I guess you should feel good because I really wanted something more but I came away very dissatisfied. I’ll be more careful with my ebook money in the future. All right, enough haranguing you for the length/price of your books.
Playing the Game, Opening the Door, and White Wedding all feature the couple Josie and Jack. Only Playing the Game was a story. The remaining two books are a number of sex scenes strung together by about 4 or 5 pages of dialogue and internal monologues. Further, these stories are told in the limited third person for no apparent reason. Does Jack have no thoughts worthwhile? Because other than the faux conflict that appeared for all of two pages in White Wedding (which I guess is alot when your book is only about 30 pages long), there is simply no need for Jack’s POV to not be seen.
Playing the Game features Jack and Josie, two childhood friends, who engage in a contest to see who can score the most with the opposite sex. This story was the shortest of the three but it actually contained real conflict and resolution followed by appropriate denouement. Josie is tired of playing games with Jack. She wants Jack herself but believes he thinks its only a game. Of course, he proves her wrong. It is a short story which features two very hot sex scenes but has a very believable romantic tale. By itself, maybe it was worth the $3.40 but the following two books were not.
Opening the Door served to be nothing more than a placeholder for Josie and Jack to copulate. I was thinking when I started the book about what conflict you would insert to make an already established couple in jeopardy. I kept turning the pages thinking that you would surely insert some conflict? But alas, there was none. There was simply sex. Followed by more sex. Followed by sex. The end.
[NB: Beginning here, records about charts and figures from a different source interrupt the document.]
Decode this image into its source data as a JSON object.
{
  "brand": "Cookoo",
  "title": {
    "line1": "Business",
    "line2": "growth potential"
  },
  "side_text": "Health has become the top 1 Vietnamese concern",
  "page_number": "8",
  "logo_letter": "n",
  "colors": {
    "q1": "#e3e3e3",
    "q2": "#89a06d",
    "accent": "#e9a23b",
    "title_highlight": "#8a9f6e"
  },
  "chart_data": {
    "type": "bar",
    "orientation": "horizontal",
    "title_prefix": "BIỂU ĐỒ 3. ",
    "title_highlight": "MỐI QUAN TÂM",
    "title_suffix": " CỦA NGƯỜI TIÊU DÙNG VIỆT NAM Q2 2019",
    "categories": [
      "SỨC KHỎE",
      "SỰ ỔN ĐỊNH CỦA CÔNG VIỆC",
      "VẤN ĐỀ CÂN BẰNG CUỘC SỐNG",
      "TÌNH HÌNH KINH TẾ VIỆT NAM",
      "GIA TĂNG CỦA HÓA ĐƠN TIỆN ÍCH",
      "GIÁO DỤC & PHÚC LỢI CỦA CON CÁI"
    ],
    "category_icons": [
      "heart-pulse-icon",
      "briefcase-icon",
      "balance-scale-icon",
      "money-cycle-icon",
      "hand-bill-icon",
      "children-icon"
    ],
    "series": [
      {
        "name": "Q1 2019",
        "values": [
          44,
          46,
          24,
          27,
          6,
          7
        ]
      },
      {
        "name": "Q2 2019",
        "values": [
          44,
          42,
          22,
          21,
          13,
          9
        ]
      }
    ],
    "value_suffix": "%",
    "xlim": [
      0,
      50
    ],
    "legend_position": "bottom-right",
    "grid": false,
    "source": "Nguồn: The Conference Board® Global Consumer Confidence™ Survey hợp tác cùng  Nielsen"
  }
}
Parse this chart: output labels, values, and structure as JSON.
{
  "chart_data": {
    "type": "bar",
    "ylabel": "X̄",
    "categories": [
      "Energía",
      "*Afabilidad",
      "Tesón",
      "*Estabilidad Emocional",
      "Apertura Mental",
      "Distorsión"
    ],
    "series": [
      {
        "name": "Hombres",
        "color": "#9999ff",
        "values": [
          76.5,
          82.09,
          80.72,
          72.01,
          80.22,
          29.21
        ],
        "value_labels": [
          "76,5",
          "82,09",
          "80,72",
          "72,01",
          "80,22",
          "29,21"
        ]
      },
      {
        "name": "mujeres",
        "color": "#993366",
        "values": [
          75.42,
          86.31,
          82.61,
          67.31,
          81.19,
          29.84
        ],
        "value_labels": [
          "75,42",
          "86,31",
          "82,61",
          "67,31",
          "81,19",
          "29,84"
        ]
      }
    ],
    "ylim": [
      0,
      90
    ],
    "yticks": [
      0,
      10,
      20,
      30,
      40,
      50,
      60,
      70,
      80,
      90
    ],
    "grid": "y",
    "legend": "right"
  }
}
Okay, onto White Wedding. Again, I hoped for some conflict. Maybe one of them would have cold feet. Reasonable. Would set the stage for great makeup sex. Instead I find some ridiculous setup that is resolved in three sentences, in between several sex scenes. The sad part was that the sex was uninspired that I ended up reading White Wedding in about 10 minutes because I skipped most of the sex scenes.
In all, I thought the series was a poorly conceived and poorly executed concept. Playing the Game is deservedly Amber Quill’s #1 bestseller, but trying to capitalize on that success with a conglomeration of sex scenes sold for $6.80 makes me a bit leery of trying anything else by you. B+ for Playing the Game and D for the other two.